Modest Heroes is a three-part anthology film from Studio Ponoc, featuring stories directed by Hiromasa Yonebayashi, Yoshiyuki Momose, and Akihiko Yamashita. The first short, Kanini and Kanino, follows two young siblings and their father as they try to survive in a river stream as their mother goes off to give birth. The second short film, Life Ain’t Gonna Lose, shows a young child’s resilience against a lethal egg allergy. The last short, Invisible, follows an unnamed man invisible to the world, until a crucial moment forces him to become a hero.
Plot and Story
Modest Heroes is the first short film anthology by Studio Ponoc, done in a similar style to Katsuhiro Otomo’s short film series (most notably Neo Tokyo, Metropolis, Robot Carnival, Memories, and Short Peace). Similar to how Robot Carnival introduced its own short films, there are a few neat intros before each short that capture the feeling of going to an amusement park or a loud festival. The end credits sequence is a nice nod to all three films and its characters.
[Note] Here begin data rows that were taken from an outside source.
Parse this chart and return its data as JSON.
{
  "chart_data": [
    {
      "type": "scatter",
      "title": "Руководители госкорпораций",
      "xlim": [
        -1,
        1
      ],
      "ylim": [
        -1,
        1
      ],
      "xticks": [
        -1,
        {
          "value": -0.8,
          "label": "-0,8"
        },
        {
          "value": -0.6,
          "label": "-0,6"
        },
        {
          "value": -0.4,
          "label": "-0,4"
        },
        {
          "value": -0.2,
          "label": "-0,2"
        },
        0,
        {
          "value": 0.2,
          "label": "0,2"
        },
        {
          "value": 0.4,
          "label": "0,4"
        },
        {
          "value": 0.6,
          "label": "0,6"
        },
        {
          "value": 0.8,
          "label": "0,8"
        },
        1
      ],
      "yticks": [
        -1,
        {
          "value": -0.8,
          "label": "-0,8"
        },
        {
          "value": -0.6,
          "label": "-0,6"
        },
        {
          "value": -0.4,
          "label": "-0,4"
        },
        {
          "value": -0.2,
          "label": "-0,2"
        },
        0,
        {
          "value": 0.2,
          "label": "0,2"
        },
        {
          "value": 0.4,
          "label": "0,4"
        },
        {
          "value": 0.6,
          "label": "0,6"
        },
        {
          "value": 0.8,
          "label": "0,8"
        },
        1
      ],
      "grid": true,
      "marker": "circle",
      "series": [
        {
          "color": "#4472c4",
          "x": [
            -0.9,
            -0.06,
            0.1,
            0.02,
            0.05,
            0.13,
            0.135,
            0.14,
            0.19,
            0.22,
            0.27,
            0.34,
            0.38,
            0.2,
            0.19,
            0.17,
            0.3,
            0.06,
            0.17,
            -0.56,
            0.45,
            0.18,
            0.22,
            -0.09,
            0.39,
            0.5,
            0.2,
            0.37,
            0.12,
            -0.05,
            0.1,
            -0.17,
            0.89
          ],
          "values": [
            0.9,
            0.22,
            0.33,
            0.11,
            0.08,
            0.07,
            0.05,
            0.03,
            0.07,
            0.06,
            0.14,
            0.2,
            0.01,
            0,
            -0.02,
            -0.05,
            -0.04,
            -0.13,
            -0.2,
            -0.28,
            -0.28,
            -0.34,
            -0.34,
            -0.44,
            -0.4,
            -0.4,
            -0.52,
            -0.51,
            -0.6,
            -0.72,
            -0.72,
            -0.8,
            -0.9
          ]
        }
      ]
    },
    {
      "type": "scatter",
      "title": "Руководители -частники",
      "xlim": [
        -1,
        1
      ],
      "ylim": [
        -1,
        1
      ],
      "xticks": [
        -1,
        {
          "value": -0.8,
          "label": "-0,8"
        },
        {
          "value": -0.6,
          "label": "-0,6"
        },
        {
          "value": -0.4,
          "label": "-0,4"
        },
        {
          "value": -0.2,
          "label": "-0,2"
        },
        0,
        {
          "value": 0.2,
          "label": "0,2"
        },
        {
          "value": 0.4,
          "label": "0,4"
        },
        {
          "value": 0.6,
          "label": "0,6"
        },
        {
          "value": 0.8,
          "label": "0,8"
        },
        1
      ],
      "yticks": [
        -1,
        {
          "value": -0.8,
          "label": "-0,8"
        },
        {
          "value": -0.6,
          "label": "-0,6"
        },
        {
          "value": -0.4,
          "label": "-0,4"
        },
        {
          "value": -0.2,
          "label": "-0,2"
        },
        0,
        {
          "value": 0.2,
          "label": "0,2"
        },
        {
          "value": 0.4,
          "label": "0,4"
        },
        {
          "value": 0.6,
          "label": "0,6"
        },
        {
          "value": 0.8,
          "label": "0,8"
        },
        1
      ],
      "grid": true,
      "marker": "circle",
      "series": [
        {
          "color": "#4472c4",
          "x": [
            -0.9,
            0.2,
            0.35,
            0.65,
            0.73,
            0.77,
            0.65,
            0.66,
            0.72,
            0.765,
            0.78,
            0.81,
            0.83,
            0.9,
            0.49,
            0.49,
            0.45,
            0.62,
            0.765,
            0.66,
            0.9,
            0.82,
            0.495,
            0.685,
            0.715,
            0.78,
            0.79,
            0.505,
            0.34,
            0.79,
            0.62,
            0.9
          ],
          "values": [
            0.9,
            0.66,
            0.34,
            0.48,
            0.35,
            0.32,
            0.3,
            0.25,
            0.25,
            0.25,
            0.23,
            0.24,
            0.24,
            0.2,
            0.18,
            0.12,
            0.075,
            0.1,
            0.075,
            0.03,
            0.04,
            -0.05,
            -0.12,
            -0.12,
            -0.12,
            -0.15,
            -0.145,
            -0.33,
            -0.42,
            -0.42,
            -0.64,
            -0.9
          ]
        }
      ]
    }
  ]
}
The anthology series comes off Studio Ponoc’s debut feature film Mary and the Witch’s Flower and displays a variety of storytelling styles from ex-Ghibli staff members.
For this review, I’ll give some thoughts on each of the three shorts:
Kanini and Kanino
Hiromasa Yonebayashi’s Kanini and Kanino leaves a great impression of a vast underwater world that’s both beautiful and dangerous. The short is a typical adventure story with a satisfying narrative arc, starting with a light beginning that culminates into an exciting climax. The titular Kanini, along with his sister Kanino, are portrayed as fun, easygoing kids who are forced to mature somewhat quickly and be courageous in a time of conflict. The story strongly reminds me of The Borrowers and Finding Nemo and I recommend it if you liked Ghibli’s Arriety or Ponyo.
The choice of minimal dialogue used in this short is interesting and effective, with the exception of the occasional saying of ‘Kanini’ or ‘Kanino.’ The excellent animation from Studio Ponoc’s team makes it easy to follow movement and visual cues, so that you can infer the context and emotion from a certain scene. You don’t necessarily need subtitles to enjoy this short. The animation also makes ordinary things look huge from the point-of-view of its characters. They manage this thanks to the CGI visuals that make the water look so fluid, vibrant, and alive. It also makes the fish Kanini and Kanino face off against look much more terrifying up close.
Life Ain’t Gonna Lose
Yoshiyuki Momose’s contribution to the anthology shifts us away from the adventurous tone of the first short and into the real world. There’s an interesting conflict tying Life Ain’t Gonna Lose together, with its title suggesting a strong resilience from its main character, Shun. He’s determined to one day conquer his lethal egg allergy. This worries his Mom who balances a career as a professional dancer while constantly monitoring her son. Some quick flashbacks to Shun’s previous allergic attacks demonstrate how stressful the situation is for her.
I appreciate the short film’s approach to realism, especially when Shun has lunch at his school. His allergy doesn’t make him a target of bullying and his classmates seem to support him as much as they can whenever they have lunch together – a very considerate gesture if I say so myself. The short hits close to home for me because my sister dealt with a similar allergy with mangoes and my parents felt much the same way as Shun’s Mom did. Life Ain’t Gonna Lose is overall a wonderful middle act of the Modest Heroes anthology.
Akihiko Yamashita’s Invisible definitely feels like the more adult-oriented story in this series. In terms of tone and color, Kanini and Kanino draws upon an aquamarine blue setting while Life Ain’t Gonna Lose is full of bright, sunshine optimism. The world of Invisible is mundane, grey, and devoid of color, except for maybe the very end of the short. There’s much more at stake for the protagonist in this one. The unnamed character wakes up to find that he’s turned invisible and no one, not even machines, acknowledge his existence. Soon after, he drifts aimlessly around town, frustrated with his insignificance and not being seen by anyone. It’s a clever visual metaphor for our main character, whose quiet and lonesome personality makes him non-existent in front of his co-workers and everyone around him.
The short ends abruptly, strongly hinting that he does gain his physical body back. A selfless act validates him as a hero of sorts and adds a nice touch to the story’s finale. He ultimately learns that the only person whose opinion matters is himself.
This first collection is a step in the right direction for Studio Ponoc. The anthology series showcases not only Yonebayashi’s skills, but other creators flourishing in the studio. I expect a great amount of storytelling and innovative animation in the next installment and see how they further step out of Studio Ghibli’s shadow.
Modest Heroes is available to watch now from GKIDS.